North Korea tested at least seven missiles in July, including one long-range Taepodong-2 theoretically capable of reaching parts of the United States. That missile apparently failed within minutes of leaving the ground.
This week, Pyongyang said it had exploded a nuclear device. While international experts are not yet certain if there was a successful nuclear blast, it is clear, they say, that the isolated country is moving forward in its efforts to build a nuclear bomb.
Pyongyang says it needs nuclear weapons to prevent an attack by the United States. Washington has said repeatedly it has no intention of attacking North Korea, and calls on the country to comply with its past pledges to not build nuclear weapons.

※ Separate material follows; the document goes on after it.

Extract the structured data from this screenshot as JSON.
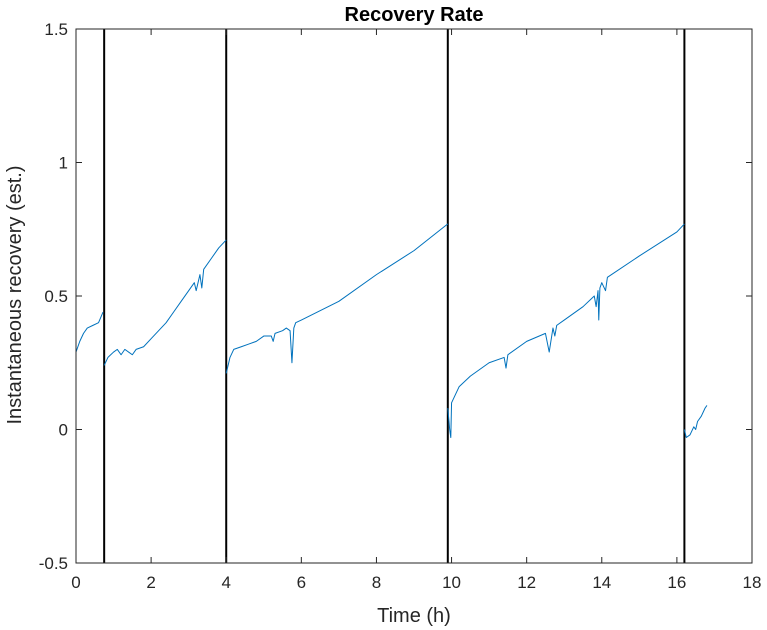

Most analysts agree any nuclear weapon the North has developed is rudimentary, and bulky. Daniel Pinkston is a Korea specialist and East Asia Director at the Center for Nonproliferation Studies in Monterey, California. He says the dynamics of mounting a weapon on a missile are complex.
"You have to think about...integrating that [weapon's] design with the missile," he said. "You can't just stick anything on top of it, right? It's just like putting a big flatbed truck and weld it on top of the missile, it's not going to fly."
To have a credible long-range missile threat, experts say North Korea will need to factor in variables such as the heat and stress of leaving and re-entering the atmosphere.
Robert Hewson, who was an aerospace consultant before becoming an editor at Jane's Defense Weekly, points out that Pyongyang will also need a reliable way to aim a missile.
"It's not enough simply to point it in the right direction and hope it lands," he said. "So not only will they have to have all of the missile technology, the metals and material technology, the weapon technology - which is asking a lot - but they also need to have a guidance system."
Hewson say North Korea will probably need to develop its nuclear missile capabilities on its own - because international efforts to limit the spread of such weapons have made it extremely difficult to buy the technology or find engineers with such highly specialized skills.
Even if North Korea is a long way from being able to threaten the United States with a nuclear missile, experts warn Pyongyang's ability to intimidate its neighbors should be taken seriously. The country has demonstrated its missiles can hit South Korea and Japan, both long-time U.S. allies.
The other concern about North Korea's nuclear program, weapons experts say, is the chance that Pyongyang will try to sell its technology to other countries or terrorist groups. The United States is pushing for international cooperation to make sure does not happen.